SANTA CLARA, Calif. -- Mike Singletary realizes a public apology for his team's poor play and his postgame trashing of tight end Vernon Davis were the most memorable highlights of the San Francisco 49ers' sorry season.
Just don't expect the interim coach's next postgame news conference to be as entertaining as his animated debut.
"Maybe I'll drink a little more water," Singletary said Monday. "Maybe I'll breathe a little bit."
After a day to cool down from the 49ers' 34-13 loss to Seattle, Singletary was ready to have a calm discussion with Davis, whose reaction to a personal-foul penalty drove Singletary to banish the tight end from the field.
"Vernon is not a problem guy," Singletary said. "Vernon just forgets sometimes that the team is more important."
And after benching J.T. O'Sullivan shortly before halftime in favor of Shaun Hill, Singletary could have a quarterback controversy heading into the Niners' next game at Arizona on Nov. 10. So Monday he named Hill the starter.

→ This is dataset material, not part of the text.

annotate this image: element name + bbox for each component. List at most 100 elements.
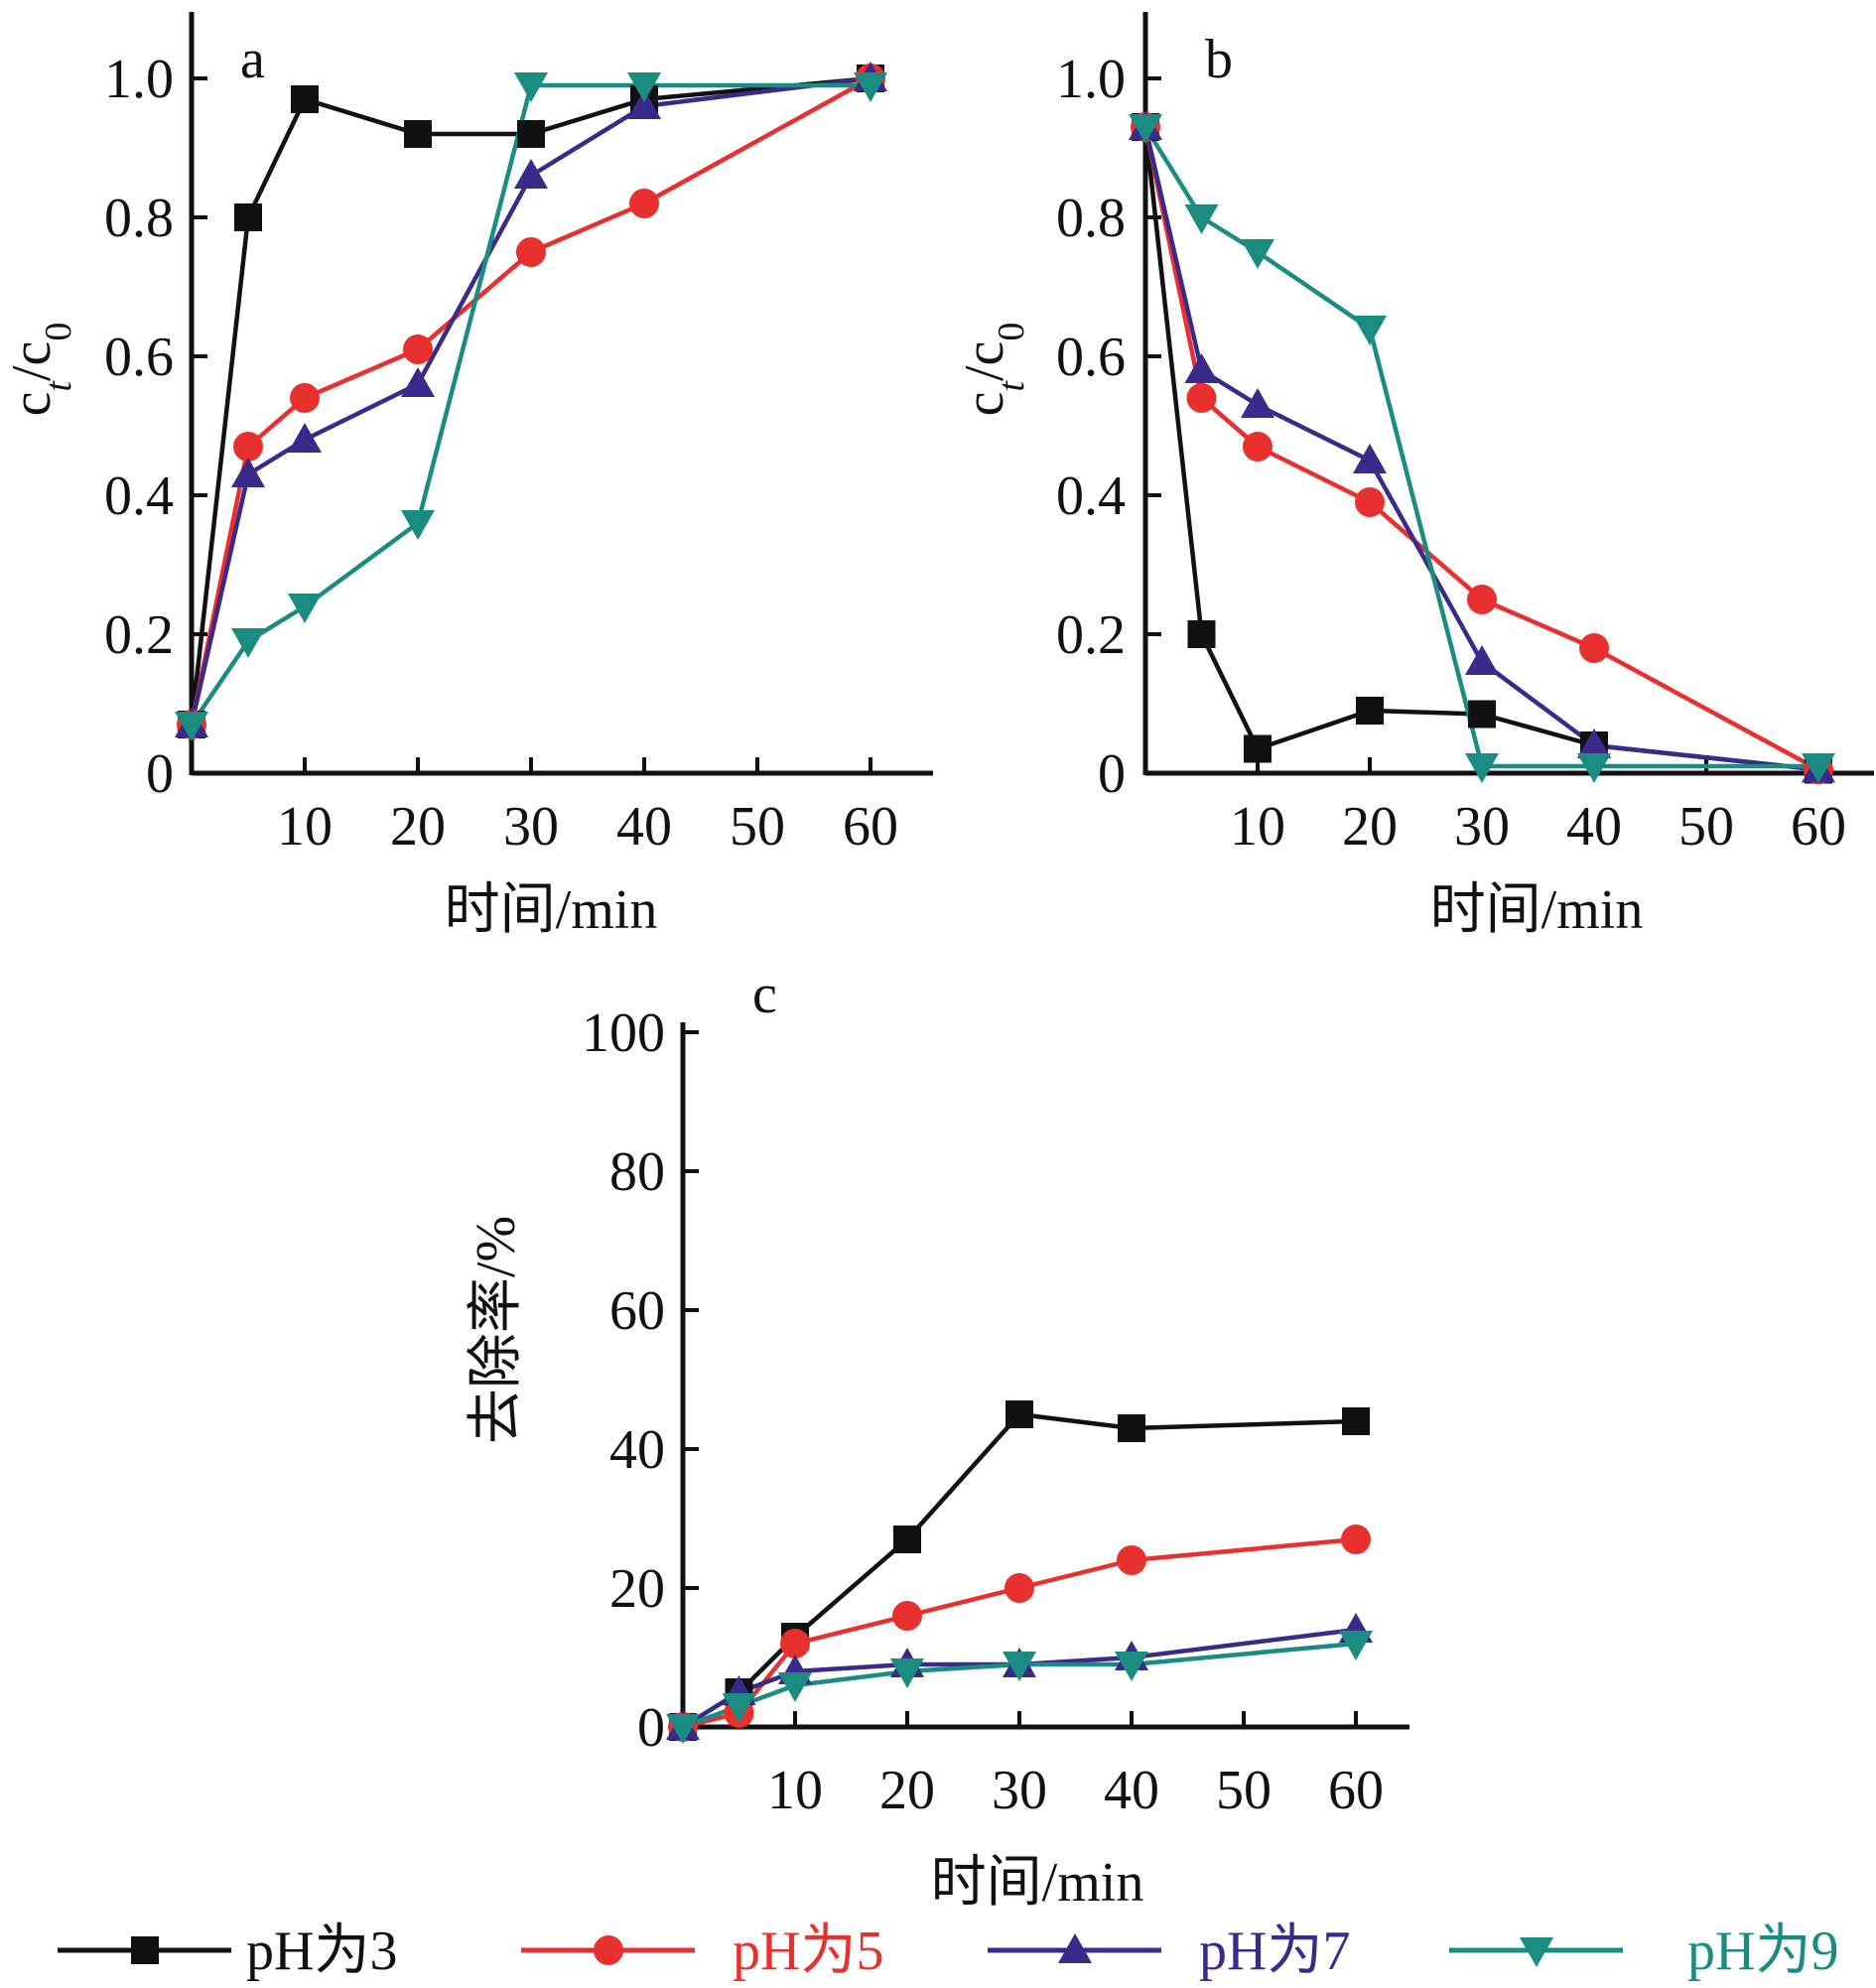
legend-marker-3 [1520, 1937, 1553, 1967]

But Singletary won't attack San Francisco's myriad problems by changing his style, which got wide public attention Sunday for the first time since the Hall of Fame linebacker retired after the 1992 season.
That's good news for 49ers fans who thought Singletary's frank, creative assessments of the 49ers' shortcomings were a welcome change for a franchise that's been among the NFL's dullest outposts for the past half decade under Dennis Erickson and Mike Nolan.
"I don't talk a whole lot, but when I am talking, I do know what I feel, and I do know what I want to say," Singletary said. "I don't ever want to come in there and be a philosopher, an analytical [person]. That's not who I am. What you see now is what I am, and that's not going to change any time soon."
While his predecessor usually wore expensive dress shirts and tailored pants to his Monday television appearances, Singletary showed up in khaki cargo pants and a T-shirt, looking less like a hedge fund manager and more like a drill sergeant on his day off.
Although fans still don't know whether Nolan's coaching protégé can fix the 49ers (2-6) on the field, compliments for Singletary's passion and straightforward style poured in from talk radio, the blogosphere and even the Candlestick Park fans who got Singletary's firsthand apology after the game.
Singletary won't lose the fervor that made him a well-paid motivational speaker before he got into coaching, but he hopes his team will give him much less reason to be furious when it returns from the bye week.
Singletary hasn't decided whether Davis will be back in his starting lineup after the pair's public blowup on the sideline. Davis got a questionable personal-foul penalty for tapping Seattle's Brian Russell on the face mask after a third-quarter catch, but Singletary got really steamed when Davis shrugged his shoulders at Singletary when he was yanked off the field.
Davis is a well-known hothead who frequently gets into scraps with teammates during practice, yet he's usually calm and repentant the moment he removes his helmet. Singletary didn't care, ordering Davis to sit on the bench and then sending him to the showers at the next timeout.
"I didn't expect him to come at me the way he did," Davis said Monday. "I guess that's his way of coaching."
Davis and Singletary finally had a talk Monday afternoon, although Davis said he mostly listened. Davis said he also didn't talk back on the field to Singletary, who suggested Davis wasn't a team player during his news conference.
"I know that I'm a team guy," Davis said. "I asked him about the comment he made. He basically said he didn't mean that. I'd never do anything to hurt my teammates or put them in trouble. It's about the team, and when you're playing this game, we've really got to lean on each other."
Singletary knows Davis possesses a measure of passion the Niners' coach showed during his playing days with the Chicago Bears, but without the mental awareness that made Singletary among the best to ever play his position.
"Vernon is not a guy who doesn't come to practice," Singletary said. "You have to tell Vernon, 'That's enough. Don't hurt the guy. That's your teammate.' He works his tail off. You don't have a problem with Vernon that way. What you have a problem with is with some of the decisions he makes at crucial times."
Information from The Associated Press was used in this report.